22. L’Assemblée se félicite des avancées dans l’encadrement du financement de la vie politique obtenues depuis 2016, notamment l’interdiction des prêts d’établissements bancaires hors de l’Union européenne et la limitation du montant des dons des personnes physiques. L’Assemblée rappelle les recommandations du Groupe d’États contre la corruption (GRECO) et du Bureau des institutions démocratiques et des droits de l’homme de l’Organisation pour la sécurité et la coopération en Europe (BIDDH/OSCE) visant à améliorer la transparence en matière de financement de la vie politique.

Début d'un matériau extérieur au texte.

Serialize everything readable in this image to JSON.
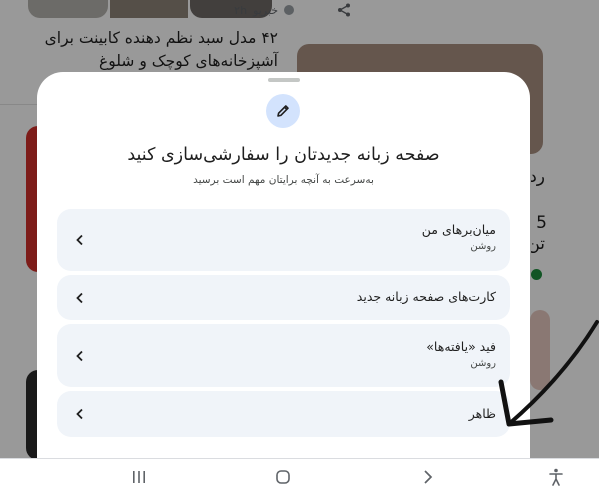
{
  "background": {
    "headline": "۴۲ مدل سبد نظم دهنده کابینت برای آشپزخانه‌های کوچک و شلوغ",
    "source": "خبریو",
    "time_ago": "۲h",
    "right_card_fragments": [
      "رد",
      "5",
      "تن"
    ]
  },
  "sheet": {
    "title": "صفحه زبانه جدیدتان را سفارشی‌سازی کنید",
    "subtitle": "به‌سرعت به آنچه برایتان مهم است برسید",
    "options": [
      {
        "label": "میان‌برهای من",
        "status": "روشن"
      },
      {
        "label": "کارت‌های صفحه زبانه جدید",
        "status": ""
      },
      {
        "label": "فید «یافته‌ها»",
        "status": "روشن"
      },
      {
        "label": "ظاهر",
        "status": ""
      }
    ]
  },
  "icons": {
    "edit": "pencil-icon",
    "chevron": "chevron-left-icon",
    "share": "share-icon",
    "nav_recents": "recent-apps-icon",
    "nav_home": "home-icon",
    "nav_back": "back-icon",
    "nav_accessibility": "accessibility-icon"
  },
  "colors": {
    "option_bg": "#f0f4f9",
    "accent_circle": "#d3e3fd",
    "scrim": "rgba(0,0,0,0.40)"
  }
}
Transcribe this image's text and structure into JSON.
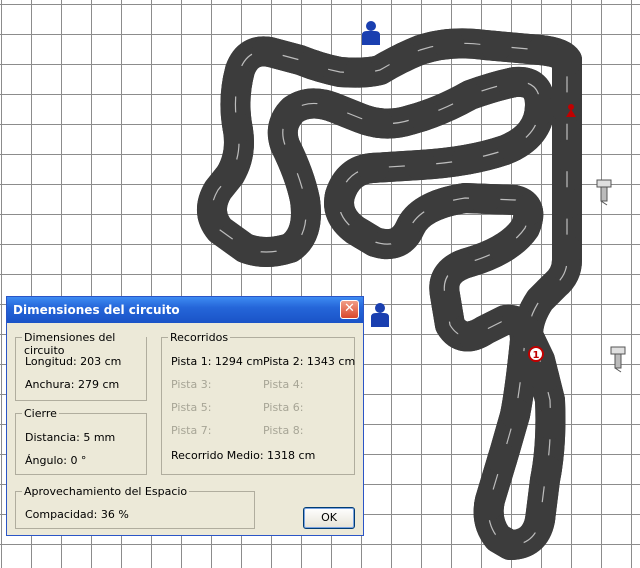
{
  "dialog": {
    "title": "Dimensiones del circuito",
    "close_glyph": "✕",
    "dimensiones": {
      "title": "Dimensiones del circuito",
      "longitud": "Longitud: 203 cm",
      "anchura": "Anchura: 279 cm"
    },
    "cierre": {
      "title": "Cierre",
      "distancia": "Distancia: 5 mm",
      "angulo": "Ángulo: 0 °"
    },
    "aprovechamiento": {
      "title": "Aprovechamiento del Espacio",
      "compacidad": "Compacidad: 36 %"
    },
    "recorridos": {
      "title": "Recorridos",
      "pistas": [
        {
          "label": "Pista 1: 1294 cm",
          "enabled": true
        },
        {
          "label": "Pista 2: 1343 cm",
          "enabled": true
        },
        {
          "label": "Pista 3:",
          "enabled": false
        },
        {
          "label": "Pista 4:",
          "enabled": false
        },
        {
          "label": "Pista 5:",
          "enabled": false
        },
        {
          "label": "Pista 6:",
          "enabled": false
        },
        {
          "label": "Pista 7:",
          "enabled": false
        },
        {
          "label": "Pista 8:",
          "enabled": false
        }
      ],
      "medio": "Recorrido Medio: 1318 cm"
    },
    "ok_label": "OK"
  },
  "markers": {
    "start_number": "1",
    "icons": [
      "person-icon",
      "person-icon",
      "control-tower-icon",
      "control-tower-icon",
      "warning-marker-icon",
      "start-marker-icon"
    ]
  },
  "colors": {
    "track": "#3c3c3c",
    "grid": "#8c8c8c",
    "title_bar": "#2566d9",
    "dialog_bg": "#ece9d8",
    "person": "#1a3fb0",
    "start_marker": "#c00000"
  }
}
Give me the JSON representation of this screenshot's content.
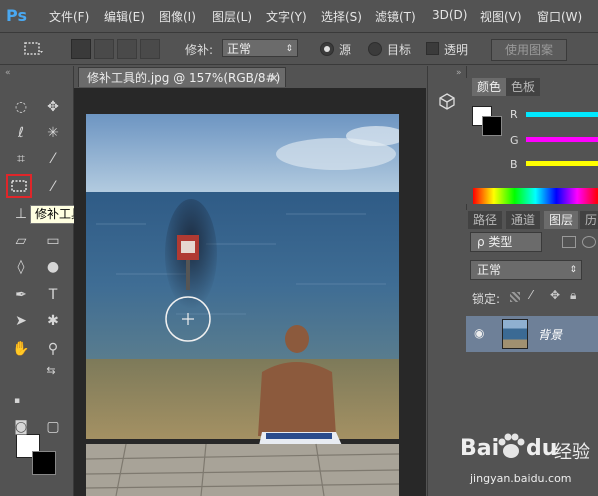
{
  "app": {
    "logo": "Ps"
  },
  "menu": [
    "文件(F)",
    "编辑(E)",
    "图像(I)",
    "图层(L)",
    "文字(Y)",
    "选择(S)",
    "滤镜(T)",
    "3D(D)",
    "视图(V)",
    "窗口(W)"
  ],
  "options": {
    "patch_label": "修补:",
    "patch_mode": "正常",
    "source_label": "源",
    "destination_label": "目标",
    "transparent_label": "透明",
    "use_pattern_label": "使用图案"
  },
  "toolbox": {
    "tooltip": "修补工具 (J)",
    "foreground_color": "#ffffff",
    "background_color": "#000000",
    "highlight_color": "#e0262a"
  },
  "document": {
    "tab_title": "修补工具的.jpg @ 157%(RGB/8#)",
    "close_glyph": "×"
  },
  "color_panel": {
    "tabs": [
      "颜色",
      "色板"
    ],
    "channels": [
      {
        "label": "R",
        "color": "#00e8ff"
      },
      {
        "label": "G",
        "color": "#ff00ff"
      },
      {
        "label": "B",
        "color": "#ffff00"
      }
    ]
  },
  "layers_panel": {
    "tabs": [
      "路径",
      "通道",
      "图层",
      "历"
    ],
    "filter_label": "ρ 类型",
    "blend_mode": "正常",
    "lock_label": "锁定:",
    "layers": [
      {
        "name": "背景",
        "visible": true
      }
    ]
  },
  "watermark": {
    "brand": "Bai",
    "brand2": "du",
    "suffix": "经验",
    "url": "jingyan.baidu.com"
  }
}
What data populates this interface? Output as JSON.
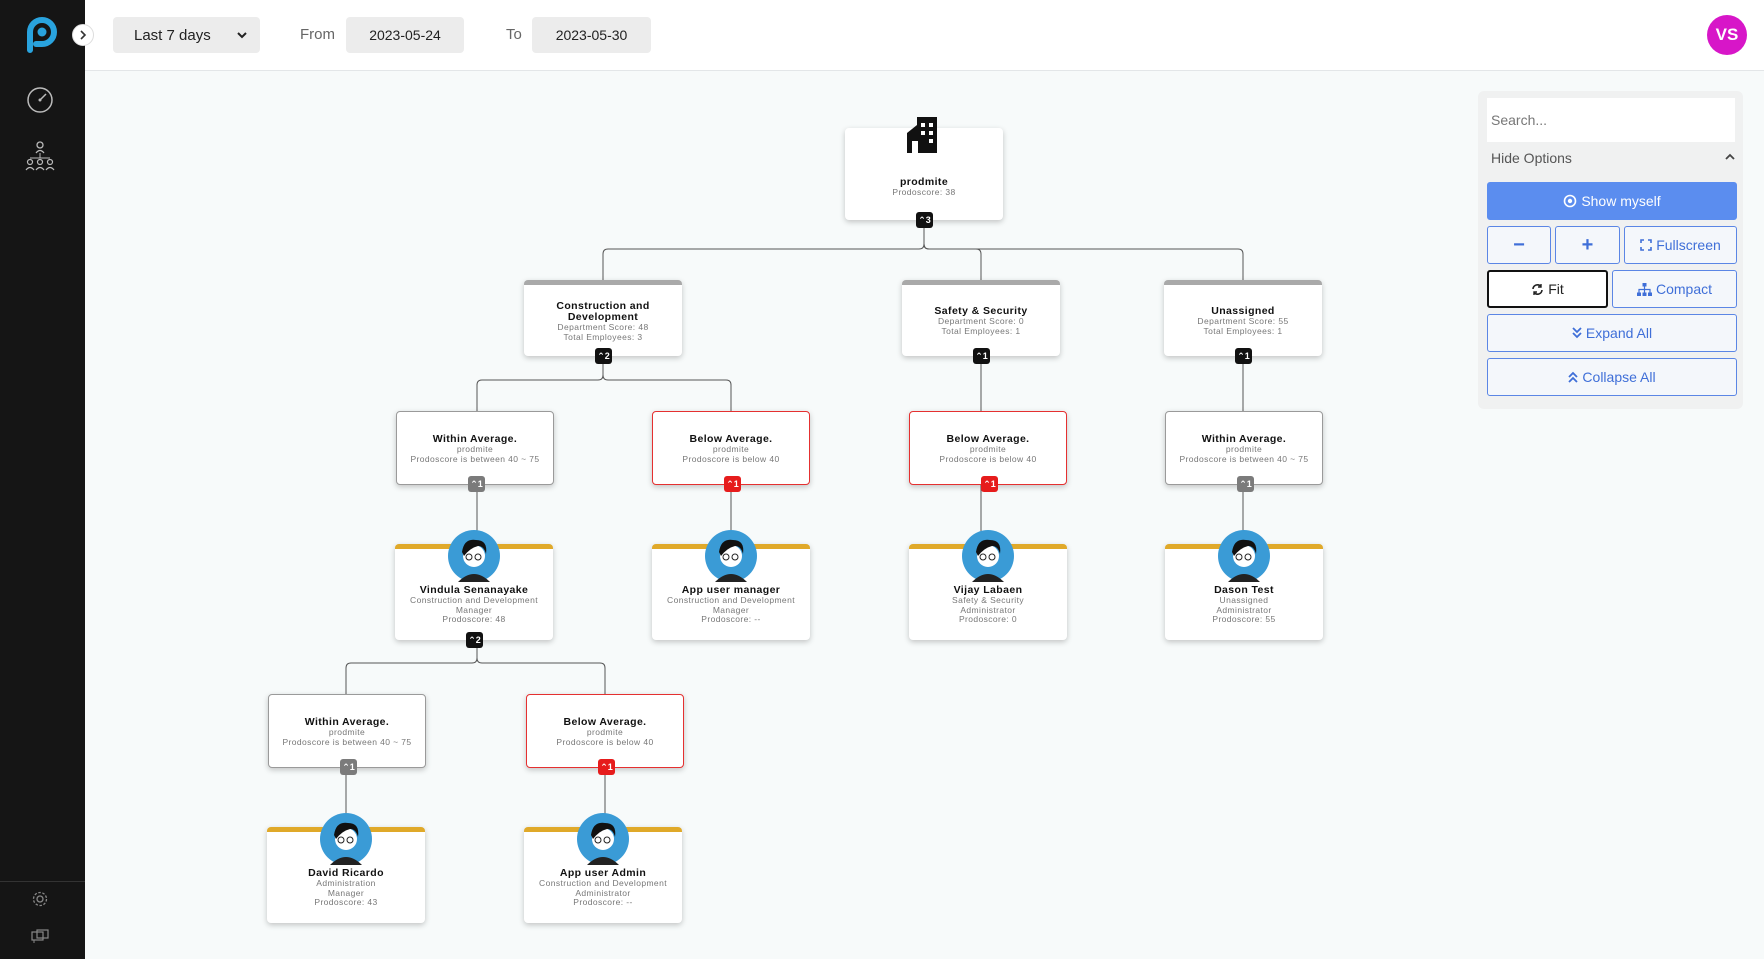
{
  "toolbar": {
    "range": "Last 7 days",
    "from_label": "From",
    "from_date": "2023-05-24",
    "to_label": "To",
    "to_date": "2023-05-30",
    "user_initials": "VS"
  },
  "colors": {
    "accent": "#5b8def",
    "avatar": "#d716c8",
    "below": "#e53030",
    "person_bar": "#e0a929"
  },
  "panel": {
    "search_placeholder": "Search...",
    "hide_options": "Hide Options",
    "show_myself": "Show myself",
    "zoom_out": "−",
    "zoom_in": "+",
    "fullscreen": "Fullscreen",
    "fit": "Fit",
    "compact": "Compact",
    "expand_all": "Expand All",
    "collapse_all": "Collapse All"
  },
  "tree": {
    "root": {
      "title": "prodmite",
      "sub": "Prodoscore: 38",
      "badge": "⌃3"
    },
    "depts": [
      {
        "title": "Construction and Development",
        "score": "Department Score: 48",
        "employees": "Total Employees: 3",
        "badge": "⌃2"
      },
      {
        "title": "Safety & Security",
        "score": "Department Score: 0",
        "employees": "Total Employees: 1",
        "badge": "⌃1"
      },
      {
        "title": "Unassigned",
        "score": "Department Score: 55",
        "employees": "Total Employees: 1",
        "badge": "⌃1"
      }
    ],
    "groups": [
      {
        "title": "Within Average.",
        "org": "prodmite",
        "desc": "Prodoscore is between 40 ~ 75",
        "badge": "⌃1"
      },
      {
        "title": "Below Average.",
        "org": "prodmite",
        "desc": "Prodoscore is below 40",
        "badge": "⌃1"
      },
      {
        "title": "Below Average.",
        "org": "prodmite",
        "desc": "Prodoscore is below 40",
        "badge": "⌃1"
      },
      {
        "title": "Within Average.",
        "org": "prodmite",
        "desc": "Prodoscore is between 40 ~ 75",
        "badge": "⌃1"
      },
      {
        "title": "Within Average.",
        "org": "prodmite",
        "desc": "Prodoscore is between 40 ~ 75",
        "badge": "⌃1"
      },
      {
        "title": "Below Average.",
        "org": "prodmite",
        "desc": "Prodoscore is below 40",
        "badge": "⌃1"
      }
    ],
    "people": [
      {
        "name": "Vindula Senanayake",
        "dept": "Construction and Development",
        "role": "Manager",
        "score": "Prodoscore: 48",
        "badge": "⌃2"
      },
      {
        "name": "App user manager",
        "dept": "Construction and Development",
        "role": "Manager",
        "score": "Prodoscore: --"
      },
      {
        "name": "Vijay Labaen",
        "dept": "Safety & Security",
        "role": "Administrator",
        "score": "Prodoscore: 0"
      },
      {
        "name": "Dason Test",
        "dept": "Unassigned",
        "role": "Administrator",
        "score": "Prodoscore: 55"
      },
      {
        "name": "David Ricardo",
        "dept": "Administration",
        "role": "Manager",
        "score": "Prodoscore: 43"
      },
      {
        "name": "App user Admin",
        "dept": "Construction and Development",
        "role": "Administrator",
        "score": "Prodoscore: --"
      }
    ]
  }
}
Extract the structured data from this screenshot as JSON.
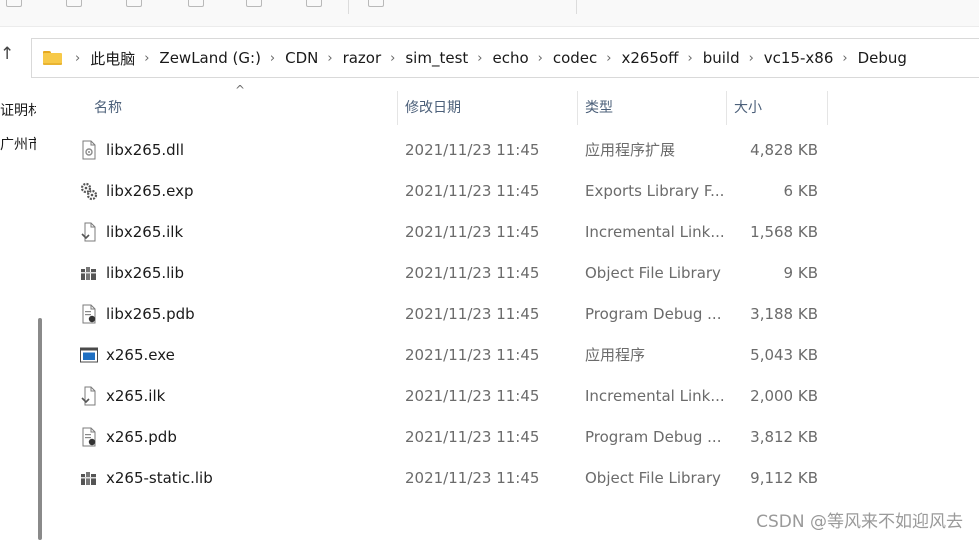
{
  "addressbar": {
    "crumbs": [
      "此电脑",
      "ZewLand (G:)",
      "CDN",
      "razor",
      "sim_test",
      "echo",
      "codec",
      "x265off",
      "build",
      "vc15-x86",
      "Debug"
    ],
    "separator": "›"
  },
  "navigation": {
    "up_glyph": "↑",
    "items": [
      "证明材",
      "广州市"
    ]
  },
  "columns": {
    "name": "名称",
    "date": "修改日期",
    "type": "类型",
    "size": "大小",
    "sort_glyph": "^"
  },
  "files": [
    {
      "name": "libx265.dll",
      "date": "2021/11/23 11:45",
      "type": "应用程序扩展",
      "size": "4,828 KB",
      "icon": "dll-file-icon"
    },
    {
      "name": "libx265.exp",
      "date": "2021/11/23 11:45",
      "type": "Exports Library F...",
      "size": "6 KB",
      "icon": "exp-file-icon"
    },
    {
      "name": "libx265.ilk",
      "date": "2021/11/23 11:45",
      "type": "Incremental Link...",
      "size": "1,568 KB",
      "icon": "ilk-file-icon"
    },
    {
      "name": "libx265.lib",
      "date": "2021/11/23 11:45",
      "type": "Object File Library",
      "size": "9 KB",
      "icon": "lib-file-icon"
    },
    {
      "name": "libx265.pdb",
      "date": "2021/11/23 11:45",
      "type": "Program Debug ...",
      "size": "3,188 KB",
      "icon": "pdb-file-icon"
    },
    {
      "name": "x265.exe",
      "date": "2021/11/23 11:45",
      "type": "应用程序",
      "size": "5,043 KB",
      "icon": "exe-file-icon"
    },
    {
      "name": "x265.ilk",
      "date": "2021/11/23 11:45",
      "type": "Incremental Link...",
      "size": "2,000 KB",
      "icon": "ilk-file-icon"
    },
    {
      "name": "x265.pdb",
      "date": "2021/11/23 11:45",
      "type": "Program Debug ...",
      "size": "3,812 KB",
      "icon": "pdb-file-icon"
    },
    {
      "name": "x265-static.lib",
      "date": "2021/11/23 11:45",
      "type": "Object File Library",
      "size": "9,112 KB",
      "icon": "lib-file-icon"
    }
  ],
  "watermark": "CSDN @等风来不如迎风去",
  "colors": {
    "folder": "#f7c948",
    "header_text": "#4c607a",
    "exe_blue": "#1e6fc2"
  }
}
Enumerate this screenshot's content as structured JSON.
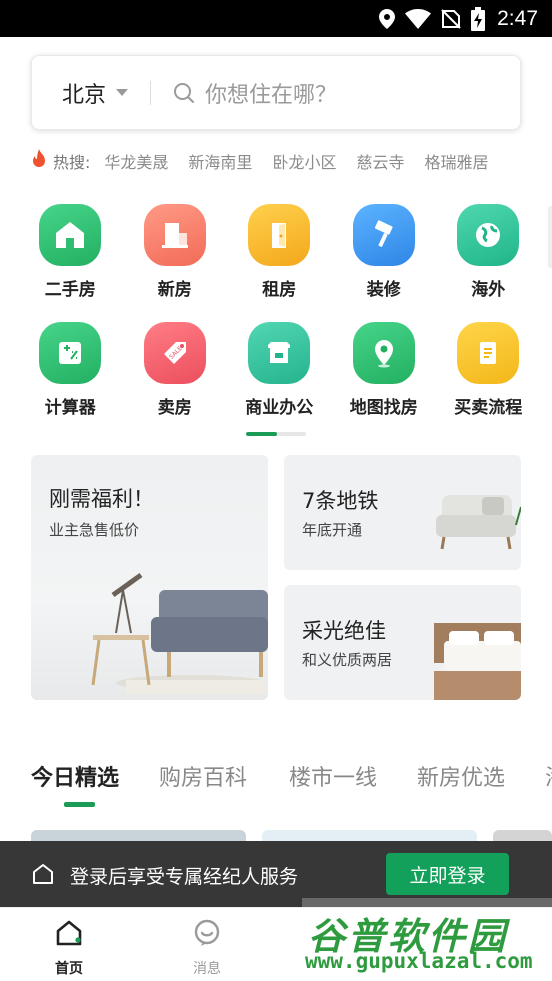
{
  "status_bar": {
    "time": "2:47",
    "icons": [
      "location-icon",
      "wifi-icon",
      "no-sim-icon",
      "battery-charging-icon"
    ]
  },
  "search": {
    "city": "北京",
    "placeholder": "你想住在哪？"
  },
  "hot_search": {
    "label": "热搜:",
    "items": [
      "华龙美晟",
      "新海南里",
      "卧龙小区",
      "慈云寺",
      "格瑞雅居"
    ]
  },
  "categories": {
    "row1": [
      {
        "label": "二手房",
        "icon": "house-icon",
        "color": "#2fbf72"
      },
      {
        "label": "新房",
        "icon": "building-icon",
        "color": "#f57c6a"
      },
      {
        "label": "租房",
        "icon": "door-icon",
        "color": "#f5b830"
      },
      {
        "label": "装修",
        "icon": "paint-brush-icon",
        "color": "#3d9af0"
      },
      {
        "label": "海外",
        "icon": "globe-icon",
        "color": "#2ec49c"
      }
    ],
    "row2": [
      {
        "label": "计算器",
        "icon": "calculator-icon",
        "color": "#2fbf72"
      },
      {
        "label": "卖房",
        "icon": "sale-tag-icon",
        "color": "#f25e6b"
      },
      {
        "label": "商业办公",
        "icon": "shop-icon",
        "color": "#34c7a2"
      },
      {
        "label": "地图找房",
        "icon": "map-pin-icon",
        "color": "#2fbf72"
      },
      {
        "label": "买卖流程",
        "icon": "document-icon",
        "color": "#f7c325"
      }
    ]
  },
  "promos": {
    "big": {
      "title": "刚需福利！",
      "subtitle": "业主急售低价"
    },
    "small1": {
      "title": "7条地铁",
      "subtitle": "年底开通"
    },
    "small2": {
      "title": "采光绝佳",
      "subtitle": "和义优质两居"
    }
  },
  "tabs": [
    "今日精选",
    "购房百科",
    "楼市一线",
    "新房优选",
    "海"
  ],
  "login_banner": {
    "text": "登录后享受专属经纪人服务",
    "button": "立即登录"
  },
  "bottom_nav": [
    {
      "label": "首页",
      "icon": "home-icon",
      "active": true
    },
    {
      "label": "消息",
      "icon": "message-icon",
      "active": false
    }
  ],
  "watermark": {
    "title": "谷普软件园",
    "url": "www.gupuxlazal.com"
  },
  "colors": {
    "accent": "#1a9c57",
    "login_button": "#13a05a",
    "hot_icon": "#f0522d"
  }
}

23. L’Assemblée félicite les autorités françaises pour les efforts en matière de lutte contre les violences faites aux femmes, notamment les nombreuses mesures annoncées depuis 2019, et pour l’engagement sans ambiguïté des autorités dans ce domaine. L’Assemblée invite à donner plein effet à ces annonces en consacrant les moyens nécessaires à la mise en œuvre de cette politique.